Quote from: Lloyd Ploense on Aug 07, 2007, 08:49 AM1904:
Rather, ST-segment elevation may be largely secondary to a loss of the AP dome in the epicardium, but not endocardium. The T-wave is a symbol of transmural dispersion of repolarization. The R-on-T phenomenon (an extrasystole originating on the T-wave of a preceding ventricular beat) is probably due to transmural propagation of phase 2 re-entry or phase 2 early afterdepolarization that could potentially initiate polymorphic ventricular tachycardia or fibrillation.
Lloyd
Quote from: InnocentWithPTSD on Aug 03, 2007, 01:26 PMGolly George:
I told the Lieutenant who performed the polygraph test on me that I have a cardiac abnormality. I have early repolarization syndrome AKA ERS. This is a result of alleviating stress for most of my life (I'm 48) through SERIOUS cardio-vascular exercise. This syndrome is noted in many athletes and is benign.

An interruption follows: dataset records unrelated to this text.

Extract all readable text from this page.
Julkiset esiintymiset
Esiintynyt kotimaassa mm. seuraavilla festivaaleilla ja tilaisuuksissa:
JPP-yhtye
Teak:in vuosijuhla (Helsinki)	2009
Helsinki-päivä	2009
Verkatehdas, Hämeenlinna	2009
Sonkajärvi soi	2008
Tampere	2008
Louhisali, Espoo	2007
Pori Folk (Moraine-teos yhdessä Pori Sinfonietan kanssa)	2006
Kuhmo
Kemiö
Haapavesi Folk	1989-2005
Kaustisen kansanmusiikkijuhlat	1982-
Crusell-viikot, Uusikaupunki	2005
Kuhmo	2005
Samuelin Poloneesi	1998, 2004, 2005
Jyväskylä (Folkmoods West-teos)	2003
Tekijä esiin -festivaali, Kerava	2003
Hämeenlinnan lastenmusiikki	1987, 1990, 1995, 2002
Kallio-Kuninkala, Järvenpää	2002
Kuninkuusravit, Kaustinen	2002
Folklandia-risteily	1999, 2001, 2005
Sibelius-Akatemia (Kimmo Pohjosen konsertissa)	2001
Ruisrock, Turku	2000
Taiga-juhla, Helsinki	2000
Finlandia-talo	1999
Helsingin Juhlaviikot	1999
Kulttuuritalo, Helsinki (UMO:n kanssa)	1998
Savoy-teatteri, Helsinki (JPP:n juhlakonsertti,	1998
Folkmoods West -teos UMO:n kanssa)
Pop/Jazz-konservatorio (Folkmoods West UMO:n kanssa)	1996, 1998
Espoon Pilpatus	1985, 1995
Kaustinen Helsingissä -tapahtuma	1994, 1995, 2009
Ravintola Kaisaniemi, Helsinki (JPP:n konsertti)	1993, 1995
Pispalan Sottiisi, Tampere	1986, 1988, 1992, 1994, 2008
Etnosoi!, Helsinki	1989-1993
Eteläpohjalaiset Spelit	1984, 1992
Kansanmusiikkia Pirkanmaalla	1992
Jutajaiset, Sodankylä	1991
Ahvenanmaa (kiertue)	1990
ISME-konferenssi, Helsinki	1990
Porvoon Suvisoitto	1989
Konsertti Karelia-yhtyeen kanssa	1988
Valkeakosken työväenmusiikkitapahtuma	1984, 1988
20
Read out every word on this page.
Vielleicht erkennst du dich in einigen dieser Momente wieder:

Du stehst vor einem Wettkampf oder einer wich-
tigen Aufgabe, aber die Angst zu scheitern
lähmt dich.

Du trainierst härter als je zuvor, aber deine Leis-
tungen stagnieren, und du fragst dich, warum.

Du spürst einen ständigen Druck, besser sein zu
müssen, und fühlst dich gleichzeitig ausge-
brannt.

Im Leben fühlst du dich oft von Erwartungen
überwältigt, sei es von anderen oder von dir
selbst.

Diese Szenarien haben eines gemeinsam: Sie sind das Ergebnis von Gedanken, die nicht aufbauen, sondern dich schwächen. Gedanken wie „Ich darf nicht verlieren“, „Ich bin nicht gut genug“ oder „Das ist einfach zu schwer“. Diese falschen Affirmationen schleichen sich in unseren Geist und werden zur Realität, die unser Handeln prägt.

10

Reviewing the postings apropos the LAPD revised deception indications, I see that early ventricular contraction was formerly indicative of deception.
Lloyd
Quote3.9. Respiratory Features. There are ten diagnostic features used in the evaluation of the respiration channel. Five of these features involve some form of suppression. The features are:
3.9.1. Apnea (blocking)
3.9.2. Increase in amplitude
3.9.3. Decrease in amplitude
3.9.4. Progressive increase followed by a progressive decrease
3.9.5. Progressive increase in amplitude followed by a return to homeostasis
3.9.6. Progressive decrease in amplitude followed by a return to homeostasis
3.9.7. Increase in rate
3.9.8. Decrease in rate
3.9.9. Inhalation/Exhalation (I/E) ratio change
3.9.10. Temporary baseline change
Quote3.9. Respiratory Features. There are six diagnostic features used in evaluation of the respiration channel. Five of these features involve some form of suppression or slowing of the respiratory rate. The features are:
3.9.1. Apnea-blocking (suppression)
3.9.2. Decrease in amplitude (suppression)
3.9.3. Progressive decrease in amplitude (suppression)
3.9.4. Decrease in rate
3.9.5. Inhalation/Exhalation (I/E) ratio change
3.9.6. Temporary increase in baseline
Quote3.11. Cardiovascular Features. There are seven principal diagnostic features used in the evaluation of the CV channel. The features are:
3.11.1. Phasic Response: Relatively rapid increase or rise from the pre-stimulus baseline (baseline arousal), irrespective of whether the response returns to the pre-stimulus baseline or establishes a new baseline.
3.11.2. Tonic Response: Relatively slow increase or rise from the pre-stimulus baseline, irrespective of whether the response returns to the pre-stimulus baseline or establishes a new baseline.
3.11.3. Increase in amplitude
3.11.4. Decrease in amplitude
3.11.5. Increase in rate
3.11.6. Decrease in rate
3.11.7. Premature Ventricular Contraction
3.12. There are also three secondary evaluation considerations used in the evaluation of the CV waveform.
3.12.1. Duration
3.12.2. Speed of Arousal
3.12.3. Sympathetic Response versus Parasympathetic Activity
Quote3.11. Cardiovascular Features. There are two diagnostic features used in evaluation of the CV channel. One of these diagnostic features is a secondary feature.
3.11.1 Phasic response (baseline arousal) is the primary diagnostic feature used in evaluating the CV channel. A phasic response is defined as a short-term change in physiological activity following question presentation. Typically, this response has a relatively rapid onset and may return to the pre-stimulus baseline or establish a new baseline within a period characteristic of the response system.
3.11.2. Duration is a secondary CV waveform diagnostic feature considered in certain instances.